Attitudes in central Europe to the US are divided but everyone recognises that a strong US is in their interest, the (Fidesz) head of parliament’s foreign affairs committee, Zsolt Németh, told a conference organised by the Nézőpont think tank on Thursday.
The US president often visits Europe, he said, and this is welcome from Hungary’s point of view, Németh said. Overall, things are moving in a good direction, and Trump’s visit to Warsaw provided added momentum, he added.
Referring to Wess Mitchell, assistant secretary of state responsible for diplomatic relations with Europe, Eurasia, NATO, the EU and the OSCE, he said Mitchell was a determining figure and he regarded central Europe as important and a friend.
It is generally agreed in central Europe that Russia is an aggressor, he said, adding that Hungary was not under any “direct threat”, however. “Still, it can’t be denied that NATO’s protective guarantee against Russia comes in handy,” he said.
Presenting a survey conducted in Hungary and ten other CEE countries by the Nézőpont research institute, Csaba Fodor, the think tank’s managing director, said that
countries in central Europe all supported NATO but viewed the US “slightly more unfavourably”.
Respondents said they expected more from US President Donald Trump, whose popularity in the region is low, he said.
Fully 56 percent of respondents in NATO countries declared that membership of the alliance was broadly beneficial to them.

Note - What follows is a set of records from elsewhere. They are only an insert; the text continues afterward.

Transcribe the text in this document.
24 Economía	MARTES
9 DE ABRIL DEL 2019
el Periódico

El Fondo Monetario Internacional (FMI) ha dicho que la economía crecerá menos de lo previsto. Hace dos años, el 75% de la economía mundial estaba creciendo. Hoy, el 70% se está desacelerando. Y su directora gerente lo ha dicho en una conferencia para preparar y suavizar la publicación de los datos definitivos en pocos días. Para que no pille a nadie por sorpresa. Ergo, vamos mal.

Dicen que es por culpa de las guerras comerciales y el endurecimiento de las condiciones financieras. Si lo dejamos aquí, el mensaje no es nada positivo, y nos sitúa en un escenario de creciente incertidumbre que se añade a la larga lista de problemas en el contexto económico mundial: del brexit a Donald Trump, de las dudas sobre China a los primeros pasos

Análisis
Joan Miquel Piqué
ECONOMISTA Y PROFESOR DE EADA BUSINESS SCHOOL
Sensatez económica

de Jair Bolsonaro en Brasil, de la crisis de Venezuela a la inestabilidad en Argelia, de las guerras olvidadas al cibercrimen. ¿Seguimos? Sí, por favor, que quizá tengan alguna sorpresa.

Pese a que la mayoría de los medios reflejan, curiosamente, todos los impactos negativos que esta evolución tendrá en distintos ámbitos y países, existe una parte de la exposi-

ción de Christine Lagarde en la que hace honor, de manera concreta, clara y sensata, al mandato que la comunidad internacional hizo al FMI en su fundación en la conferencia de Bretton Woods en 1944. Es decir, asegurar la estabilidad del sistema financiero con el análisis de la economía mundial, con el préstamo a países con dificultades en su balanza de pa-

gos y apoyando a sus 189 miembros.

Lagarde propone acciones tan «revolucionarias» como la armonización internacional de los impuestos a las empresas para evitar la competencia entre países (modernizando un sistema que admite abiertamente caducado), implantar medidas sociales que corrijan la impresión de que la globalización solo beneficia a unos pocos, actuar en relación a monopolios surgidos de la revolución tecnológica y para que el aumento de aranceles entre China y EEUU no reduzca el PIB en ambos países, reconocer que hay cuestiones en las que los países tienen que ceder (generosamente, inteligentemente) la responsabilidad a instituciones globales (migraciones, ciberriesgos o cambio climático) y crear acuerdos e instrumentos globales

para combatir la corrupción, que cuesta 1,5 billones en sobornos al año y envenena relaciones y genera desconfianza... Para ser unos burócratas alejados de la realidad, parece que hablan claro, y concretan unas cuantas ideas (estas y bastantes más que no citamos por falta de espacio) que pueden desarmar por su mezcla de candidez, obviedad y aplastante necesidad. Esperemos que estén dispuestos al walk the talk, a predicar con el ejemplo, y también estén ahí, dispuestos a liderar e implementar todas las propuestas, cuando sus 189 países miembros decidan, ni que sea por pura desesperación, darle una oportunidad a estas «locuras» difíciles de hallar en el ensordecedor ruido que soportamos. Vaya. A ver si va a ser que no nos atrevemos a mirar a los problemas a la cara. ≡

Outliers were the Poles and Romanians, who strongly supported NATO (92 percent and 86 percent, respectively). Hungarian support for the alliance was above average at 60 percent.
Perceptions of the US were less positive, with 48 percent holding a favourable opinion of the country as against 43 percent with a poor opinion, Fodor said. US-friendly attitudes are more pervasive in Poland and Romania, though, on balance, attitudes in Hungary are positive. One explanation for the less glossy view of the US compared to NATO is the low popularity of Trump, given negative media coverage of the president in central European countries, he said. Only 24 percent of people in the region view Trump positively; this measure rises to 41 percent in the case of Poles and to 28 percent in Hungary.